The present invention generally relates to supramolecular assemblies, and their modes of synthesis.
Design principles that are based upon the concepts of crystal engineering and self-assembly have recently afforded new classes of crystalline solids that possess important physical properties such as bulk magnetism or porosity. Large-scale molecular networks have been developed to encapsulate other materials and these are playing an ever-increasing role in the pharmaceutical industry and as materials for sensors, and liquid crystals. In addition, with the inclusion of metals within the structures, the large polymers formed by these crystals can possess, among other properties, catalytic, fluorescent, and magnetic attributes.
The molecular/supermolecular building block (MBB/SBB) approach has recently emerged as a powerful strategy for the design and construction of solid-state materials. This is evidenced by the burgeoning academic and industrial interest in the class of materials known as metal-organic frameworks (MOFs), for which desired functionality can be introduced at the molecular level prior to the assembly process. See, e.g., Stein et al., Science 1993, 259, 1558-1564; Férey, G., J. Solid State Chem. 2000, 152, 37-48; Eddaoudi et al., Science 2002, 295, 469-472; Kitagawa et al., Angew. Chem. Int. Ed. 2004, 43, 2334-2375; Moulton et al., Chem. Rev. 2001, 101, 1629-1658; Eddaoudi et al., Acc. Chem. Res. 2001, 34, 319-330; and U.S. Pat. No. 6,624,318 (hereby incorporated by reference herein in its entirety).

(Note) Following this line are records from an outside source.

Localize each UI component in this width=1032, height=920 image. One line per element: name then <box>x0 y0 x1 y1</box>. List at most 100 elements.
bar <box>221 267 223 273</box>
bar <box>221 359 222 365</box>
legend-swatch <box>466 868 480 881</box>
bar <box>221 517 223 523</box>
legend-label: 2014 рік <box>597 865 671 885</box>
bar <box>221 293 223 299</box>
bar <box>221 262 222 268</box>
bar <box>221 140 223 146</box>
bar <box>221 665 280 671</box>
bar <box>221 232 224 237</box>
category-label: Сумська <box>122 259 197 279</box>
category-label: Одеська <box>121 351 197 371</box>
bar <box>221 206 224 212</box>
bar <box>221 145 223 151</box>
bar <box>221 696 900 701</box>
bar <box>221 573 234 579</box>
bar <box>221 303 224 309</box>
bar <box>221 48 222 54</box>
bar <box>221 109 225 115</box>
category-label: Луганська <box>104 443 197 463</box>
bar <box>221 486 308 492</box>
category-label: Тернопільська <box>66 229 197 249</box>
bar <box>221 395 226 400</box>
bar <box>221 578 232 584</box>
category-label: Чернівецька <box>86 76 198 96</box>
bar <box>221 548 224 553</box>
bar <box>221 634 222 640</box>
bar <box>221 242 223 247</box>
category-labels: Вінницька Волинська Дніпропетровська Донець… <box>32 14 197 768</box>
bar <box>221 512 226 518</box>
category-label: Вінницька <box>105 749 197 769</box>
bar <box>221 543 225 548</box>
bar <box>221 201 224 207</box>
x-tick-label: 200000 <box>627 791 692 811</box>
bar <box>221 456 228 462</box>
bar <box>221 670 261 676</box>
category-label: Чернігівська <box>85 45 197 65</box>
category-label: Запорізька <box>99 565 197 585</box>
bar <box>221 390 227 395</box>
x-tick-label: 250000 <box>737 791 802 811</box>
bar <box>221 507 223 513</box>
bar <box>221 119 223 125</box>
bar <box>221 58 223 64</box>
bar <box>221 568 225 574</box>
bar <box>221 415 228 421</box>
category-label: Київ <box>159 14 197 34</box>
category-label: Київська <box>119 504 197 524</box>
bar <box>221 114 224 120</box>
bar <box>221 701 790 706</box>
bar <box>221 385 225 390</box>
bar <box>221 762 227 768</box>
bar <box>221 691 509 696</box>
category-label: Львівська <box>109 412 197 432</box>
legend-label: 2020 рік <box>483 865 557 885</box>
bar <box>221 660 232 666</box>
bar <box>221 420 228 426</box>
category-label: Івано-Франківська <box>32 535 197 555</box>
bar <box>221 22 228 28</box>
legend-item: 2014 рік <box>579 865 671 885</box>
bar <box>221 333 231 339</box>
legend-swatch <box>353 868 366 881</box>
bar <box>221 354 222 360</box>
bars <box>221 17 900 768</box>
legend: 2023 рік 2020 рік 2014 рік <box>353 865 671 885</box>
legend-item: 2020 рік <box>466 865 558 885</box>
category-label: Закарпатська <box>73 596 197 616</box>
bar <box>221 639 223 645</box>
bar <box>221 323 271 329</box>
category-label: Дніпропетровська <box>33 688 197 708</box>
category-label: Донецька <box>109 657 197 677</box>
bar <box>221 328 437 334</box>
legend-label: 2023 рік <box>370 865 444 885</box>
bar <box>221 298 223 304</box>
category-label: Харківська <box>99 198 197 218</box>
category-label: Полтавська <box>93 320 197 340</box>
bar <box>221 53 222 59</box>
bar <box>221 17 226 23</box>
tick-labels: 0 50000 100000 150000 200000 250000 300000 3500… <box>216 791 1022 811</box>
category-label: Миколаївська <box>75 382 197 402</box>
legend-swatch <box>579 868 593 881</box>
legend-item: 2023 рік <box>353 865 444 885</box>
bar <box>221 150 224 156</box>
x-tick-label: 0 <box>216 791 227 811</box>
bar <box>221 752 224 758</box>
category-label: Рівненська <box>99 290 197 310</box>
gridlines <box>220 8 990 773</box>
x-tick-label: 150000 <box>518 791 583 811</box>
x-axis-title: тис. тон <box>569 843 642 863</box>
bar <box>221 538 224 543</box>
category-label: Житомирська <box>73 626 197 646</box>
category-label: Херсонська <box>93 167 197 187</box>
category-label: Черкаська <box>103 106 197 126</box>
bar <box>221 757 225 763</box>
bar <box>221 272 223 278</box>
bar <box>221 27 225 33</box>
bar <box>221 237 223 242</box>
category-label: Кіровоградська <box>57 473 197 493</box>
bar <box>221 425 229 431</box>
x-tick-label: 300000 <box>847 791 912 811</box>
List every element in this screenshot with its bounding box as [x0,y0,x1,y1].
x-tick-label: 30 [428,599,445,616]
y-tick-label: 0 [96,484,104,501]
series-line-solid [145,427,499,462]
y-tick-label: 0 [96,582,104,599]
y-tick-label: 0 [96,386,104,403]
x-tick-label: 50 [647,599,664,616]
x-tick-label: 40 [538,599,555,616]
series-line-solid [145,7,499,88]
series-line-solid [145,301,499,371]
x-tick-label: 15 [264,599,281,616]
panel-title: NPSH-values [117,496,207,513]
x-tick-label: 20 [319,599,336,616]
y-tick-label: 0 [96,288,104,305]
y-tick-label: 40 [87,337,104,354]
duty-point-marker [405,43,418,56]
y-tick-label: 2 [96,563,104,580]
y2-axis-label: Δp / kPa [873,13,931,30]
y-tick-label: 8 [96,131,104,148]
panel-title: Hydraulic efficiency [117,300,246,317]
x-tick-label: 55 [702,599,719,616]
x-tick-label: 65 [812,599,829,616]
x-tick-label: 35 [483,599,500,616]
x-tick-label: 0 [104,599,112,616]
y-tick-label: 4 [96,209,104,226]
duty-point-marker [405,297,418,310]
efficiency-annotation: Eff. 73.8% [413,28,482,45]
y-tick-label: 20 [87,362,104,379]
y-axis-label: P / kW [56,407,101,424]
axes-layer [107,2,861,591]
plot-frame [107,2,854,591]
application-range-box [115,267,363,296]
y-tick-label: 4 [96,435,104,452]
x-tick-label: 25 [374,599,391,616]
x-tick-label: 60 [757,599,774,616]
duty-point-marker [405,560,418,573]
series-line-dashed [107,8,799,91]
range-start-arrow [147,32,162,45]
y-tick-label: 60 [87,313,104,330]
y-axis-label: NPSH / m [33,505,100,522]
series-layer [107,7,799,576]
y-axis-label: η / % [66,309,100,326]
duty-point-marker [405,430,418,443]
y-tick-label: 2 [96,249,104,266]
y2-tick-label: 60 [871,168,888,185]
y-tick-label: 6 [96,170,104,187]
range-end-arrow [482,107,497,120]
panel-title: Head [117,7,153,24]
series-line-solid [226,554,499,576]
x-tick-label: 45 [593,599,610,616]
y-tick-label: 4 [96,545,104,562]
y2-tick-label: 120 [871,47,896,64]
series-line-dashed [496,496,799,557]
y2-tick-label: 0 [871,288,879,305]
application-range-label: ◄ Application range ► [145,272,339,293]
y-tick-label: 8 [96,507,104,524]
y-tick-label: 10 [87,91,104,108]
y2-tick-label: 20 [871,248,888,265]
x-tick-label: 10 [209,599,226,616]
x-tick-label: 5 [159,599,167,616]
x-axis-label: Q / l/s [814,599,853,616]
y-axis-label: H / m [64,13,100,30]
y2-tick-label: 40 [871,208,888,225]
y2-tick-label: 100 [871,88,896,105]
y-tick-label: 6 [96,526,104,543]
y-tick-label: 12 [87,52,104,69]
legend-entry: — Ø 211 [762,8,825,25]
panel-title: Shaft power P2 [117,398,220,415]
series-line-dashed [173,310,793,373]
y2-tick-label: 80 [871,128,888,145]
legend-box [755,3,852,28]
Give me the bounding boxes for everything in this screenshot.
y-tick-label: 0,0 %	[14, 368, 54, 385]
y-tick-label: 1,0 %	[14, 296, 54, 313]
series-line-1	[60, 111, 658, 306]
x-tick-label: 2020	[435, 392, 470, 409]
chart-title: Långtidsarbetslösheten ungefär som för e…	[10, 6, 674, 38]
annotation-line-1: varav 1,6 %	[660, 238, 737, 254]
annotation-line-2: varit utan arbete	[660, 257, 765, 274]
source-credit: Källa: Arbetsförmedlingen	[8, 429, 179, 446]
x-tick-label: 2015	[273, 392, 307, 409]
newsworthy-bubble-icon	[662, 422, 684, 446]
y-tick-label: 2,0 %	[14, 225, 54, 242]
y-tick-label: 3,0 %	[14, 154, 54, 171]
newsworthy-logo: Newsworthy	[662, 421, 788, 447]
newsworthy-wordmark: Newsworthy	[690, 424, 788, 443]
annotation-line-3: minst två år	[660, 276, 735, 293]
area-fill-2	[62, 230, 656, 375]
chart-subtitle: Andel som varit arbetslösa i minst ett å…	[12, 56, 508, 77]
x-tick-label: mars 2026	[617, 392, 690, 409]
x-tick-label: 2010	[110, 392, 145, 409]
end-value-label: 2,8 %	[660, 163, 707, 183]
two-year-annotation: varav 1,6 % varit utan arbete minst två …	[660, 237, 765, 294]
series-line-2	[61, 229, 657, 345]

Assembly of finite supramolecular polyhedra and periodic extended networks from MBBs and SBBs offers great potential for the rational design and synthesis of functional materials and nanostructures. Cheetham et al., Angew. Chem., Int. Ed. 1999, 38, 3268-3292; Yaghi et al., Nature 2003, 423, 705-714; Seo et al., Nature 2000, 404, 982-986; and Desiraju et al., Nature 2001, 412, 397-400. This approach has been explored and, to some extent, has proven to be successful in metal-ligand directed assembly. See, e.g., Moulton et al., supra; Hoskins et al., J. Am. Chem. Soc. 1990, 112, 1546-1554; Seidel et al., Acc. Chem. Res. 2002, 35, 972-983; Takeda et al., Nature 1999, 398, 794-796; Kitagawa et al., supra; Eddaoudi et al., supra; Caulder et al., Acc. Chem. Res. 1999, 32, 975-982; Yaghi et al., supra. Metal-carboxylate based clusters, where metals are locked into their positions, have been synthesized in situ and successfully used as rigid directional secondary building units (SBUs) to design and construct stable open metal organic assemblies that maintain their structural integrity even upon complete removal of their guest molecules. See Li et al., Nature 1999, 402, 276-279; Chui et al., Science 1999, 283, 1148-1150, Yaghi et al., supra; and Yaghi et al., J. Solid State Chem. 2000, 152, 1-2.
Conventional MBBs and SBBs (coordination clusters or organic ligands) with varied connectivity and specific geometry and directionality are readily accessible, and can be employed to access structures where the MBBs and SBBs augment the vertices of a given net. See Ockwig et al., Acc. Chem. Res. 2005, 38, 176-182; Liu et al., J. Am. Chem. Soc. 2005, 127, 7266-7267; Brant et al., J. Mol. Struct. 2006, 796, 160-164; and Liu et al., Chem. Commun. 2006, 14, 1488-1490. Nevertheless, it is an ongoing challenge to absolutely predict the network topology of the constructed MOF. Accordingly, the ability to target nets that are exclusive for a combination of building blocks presents greater potential towards prediction, design, and synthesis of the resultant framework in crystal chemistry, and with a high degree of control over structure and functionality.